Somebody must watch for those who have entered the door
But would like to run away. So for them too,
I stand by the door.
I admire the people who go way in.
But I wish they would not forget how it was
Before they got in. Then they would be able to help
The people who have not yet even found the door.
Or the people who want to run away again from God.
You can go in too deeply and stay in too long
And forget the people outside the door. ]
As for me, I shall take my old accustomed place,
Near enough to God to hear Him and know He is there,
But not so far from [people] as not to hear them,
And remember they are there too.
Where? Outside the door –
Thousands of them. Millions of them.
But – more important for me –
One of them, two of them, ten of them.
Whose hands I am intended to put on the latch.
So I shall stand by the door and wait
For those who seek it.
‘I had rather be a door-keeper
So I stand by the door.
This is walking in his paths. This is walking in the light of the LORD! This goes hand in hand with true worship, worshipping in spirit and in truth.

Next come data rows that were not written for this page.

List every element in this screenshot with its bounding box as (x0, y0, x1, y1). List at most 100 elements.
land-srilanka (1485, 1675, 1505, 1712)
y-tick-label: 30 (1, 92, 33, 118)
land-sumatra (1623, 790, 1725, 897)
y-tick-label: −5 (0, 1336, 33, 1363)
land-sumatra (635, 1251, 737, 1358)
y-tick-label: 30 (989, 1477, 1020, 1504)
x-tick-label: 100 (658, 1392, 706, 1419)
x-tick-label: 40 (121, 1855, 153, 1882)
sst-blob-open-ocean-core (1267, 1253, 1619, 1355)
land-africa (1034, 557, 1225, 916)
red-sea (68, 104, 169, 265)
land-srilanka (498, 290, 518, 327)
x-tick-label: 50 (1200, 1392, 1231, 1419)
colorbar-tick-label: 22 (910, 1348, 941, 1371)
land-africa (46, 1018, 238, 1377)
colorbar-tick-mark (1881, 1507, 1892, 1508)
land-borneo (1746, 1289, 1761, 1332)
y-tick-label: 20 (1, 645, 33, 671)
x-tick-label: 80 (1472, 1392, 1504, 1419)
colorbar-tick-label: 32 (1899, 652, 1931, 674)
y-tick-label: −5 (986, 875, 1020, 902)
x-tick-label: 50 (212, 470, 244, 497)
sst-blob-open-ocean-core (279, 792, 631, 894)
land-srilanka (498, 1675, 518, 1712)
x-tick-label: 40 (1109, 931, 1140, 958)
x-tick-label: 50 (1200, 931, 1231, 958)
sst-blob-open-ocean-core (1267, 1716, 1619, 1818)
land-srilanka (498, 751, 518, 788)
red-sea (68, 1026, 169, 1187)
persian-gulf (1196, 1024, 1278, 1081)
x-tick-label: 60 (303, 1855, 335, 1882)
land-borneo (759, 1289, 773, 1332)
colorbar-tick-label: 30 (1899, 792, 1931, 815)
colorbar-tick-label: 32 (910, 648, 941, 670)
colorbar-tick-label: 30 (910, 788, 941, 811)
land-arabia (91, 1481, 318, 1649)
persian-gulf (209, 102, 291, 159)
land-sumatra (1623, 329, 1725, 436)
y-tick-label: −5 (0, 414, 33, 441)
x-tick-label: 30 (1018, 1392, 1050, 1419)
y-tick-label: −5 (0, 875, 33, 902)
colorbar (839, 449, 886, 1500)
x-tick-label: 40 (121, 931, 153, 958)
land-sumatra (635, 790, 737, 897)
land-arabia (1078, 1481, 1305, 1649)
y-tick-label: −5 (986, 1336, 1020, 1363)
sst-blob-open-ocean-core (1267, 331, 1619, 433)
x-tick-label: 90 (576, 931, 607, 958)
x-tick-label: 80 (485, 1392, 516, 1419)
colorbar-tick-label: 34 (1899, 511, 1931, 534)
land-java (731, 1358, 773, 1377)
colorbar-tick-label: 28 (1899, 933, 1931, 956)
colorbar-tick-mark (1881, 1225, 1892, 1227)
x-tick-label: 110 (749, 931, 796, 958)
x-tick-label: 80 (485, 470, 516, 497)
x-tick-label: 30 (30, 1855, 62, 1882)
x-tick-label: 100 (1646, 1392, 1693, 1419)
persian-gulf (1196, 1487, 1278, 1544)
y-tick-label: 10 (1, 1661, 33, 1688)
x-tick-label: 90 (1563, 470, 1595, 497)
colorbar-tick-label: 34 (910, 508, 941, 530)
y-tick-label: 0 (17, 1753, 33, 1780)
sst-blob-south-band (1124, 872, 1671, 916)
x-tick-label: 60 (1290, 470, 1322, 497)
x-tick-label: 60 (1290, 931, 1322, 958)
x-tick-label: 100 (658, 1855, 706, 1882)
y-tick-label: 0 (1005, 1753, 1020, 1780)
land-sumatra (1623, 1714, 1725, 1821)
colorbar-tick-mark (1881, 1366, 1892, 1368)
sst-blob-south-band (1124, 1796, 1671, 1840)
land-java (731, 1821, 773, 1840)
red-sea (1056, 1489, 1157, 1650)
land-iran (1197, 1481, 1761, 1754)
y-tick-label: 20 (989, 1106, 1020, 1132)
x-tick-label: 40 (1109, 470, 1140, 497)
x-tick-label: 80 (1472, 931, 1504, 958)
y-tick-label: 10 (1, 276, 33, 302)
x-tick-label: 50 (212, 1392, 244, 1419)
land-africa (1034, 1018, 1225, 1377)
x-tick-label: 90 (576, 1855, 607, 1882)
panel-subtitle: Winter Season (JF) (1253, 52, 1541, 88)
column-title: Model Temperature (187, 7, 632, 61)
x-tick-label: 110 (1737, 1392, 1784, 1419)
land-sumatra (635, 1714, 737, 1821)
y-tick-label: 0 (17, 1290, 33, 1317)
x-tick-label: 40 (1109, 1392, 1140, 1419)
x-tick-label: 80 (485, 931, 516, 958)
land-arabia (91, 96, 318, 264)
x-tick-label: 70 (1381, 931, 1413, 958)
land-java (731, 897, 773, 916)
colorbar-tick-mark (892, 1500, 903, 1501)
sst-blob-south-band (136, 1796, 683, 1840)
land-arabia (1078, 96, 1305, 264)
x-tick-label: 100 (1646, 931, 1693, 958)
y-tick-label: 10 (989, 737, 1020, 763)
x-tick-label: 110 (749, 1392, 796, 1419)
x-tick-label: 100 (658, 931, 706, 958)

[ Micah the prophet famously asked: (6:6a, 8)
“With what shall I come before the Lord,
and bow myself before God on high?
He has showed you, O mortal, what is good;
and what does the Lord require of you
but to do justice, and to love kindness,
and to walk humbly with your God? ]
Your December can be a season of worshipping God fully. All we are, worshipping all God is. Our lives an offering to Jesus the Christ.